4D Gaussian Splatting SLAM
Yanyan Li, Youxu Fang, Zunjie Zhu, Kunyi Li, Yong Ding, Federico Tombari
TL;DR
The study tackles simultaneous camera localization and 4D reconstruction of dynamic scenes by introducing a 4D Gaussian Splatting SLAM framework that separates scene content into static and dynamic Gaussian primitives. It initializes and tracks using motion masks, then performs a two-stage 4D mapping augmented by a novel Optical Flow Map Rendering signal to supervise dynamic motion via flow losses, sparse control-point deformation, and an MLP. The approach achieves robust pose estimation and high-fidelity dynamic scene reconstruction on real-world RGB-D sequences, outperforming several static GS-SLAM and NeRF-based dynamic SLAM baselines. By integrating motion-aware Gaussian representations with flow-based supervision, the method provides efficient online updates with strong geometric consistency, enabling improved view synthesis and potential robotics/AR deployment.
Abstract
Simultaneously localizing camera poses and constructing Gaussian radiance fields in dynamic scenes establish a crucial bridge between 2D images and the 4D real world. Instead of removing dynamic objects as distractors and reconstructing only static environments, this paper proposes an efficient architecture that incrementally tracks camera poses and establishes the 4D Gaussian radiance fields in unknown scenarios by using a sequence of RGB-D images. First, by generating motion masks, we obtain static and dynamic priors for each pixel. To eliminate the influence of static scenes and improve the efficiency on learning the motion of dynamic objects, we classify the Gaussian primitives into static and dynamic Gaussian sets, while the sparse control points along with an MLP is utilized to model the transformation fields of the dynamic Gaussians.
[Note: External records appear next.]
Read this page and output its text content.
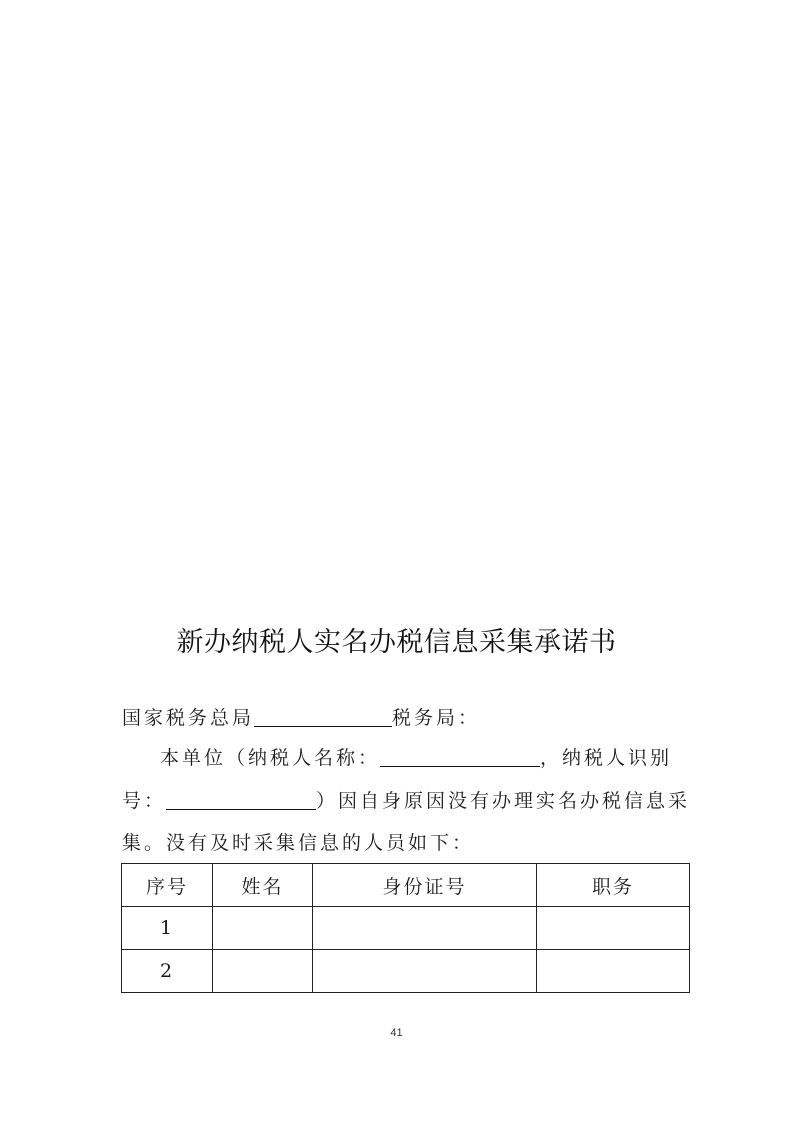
新办纳税人实名办税信息采集承诺书
国家税务总局	税务局：
本单位（纳税人名称：	，纳税人识别
号：	）因自身原因没有办理实名办税信息采
集。没有及时采集信息的人员如下：
序号	姓名	身份证号	职务
1			
2			
41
To more accurately learn the motion of dynamic Gaussians, a novel 2D optical flow map reconstruction algorithm is designed to render optical flows of dynamic objects between neighbor images, which are further used to supervise the 4D Gaussian radiance fields along with traditional photometric and geometric constraints. In experiments, qualitative and quantitative evaluation results show that the proposed method achieves robust tracking and high-quality view synthesis performance in real-world environments.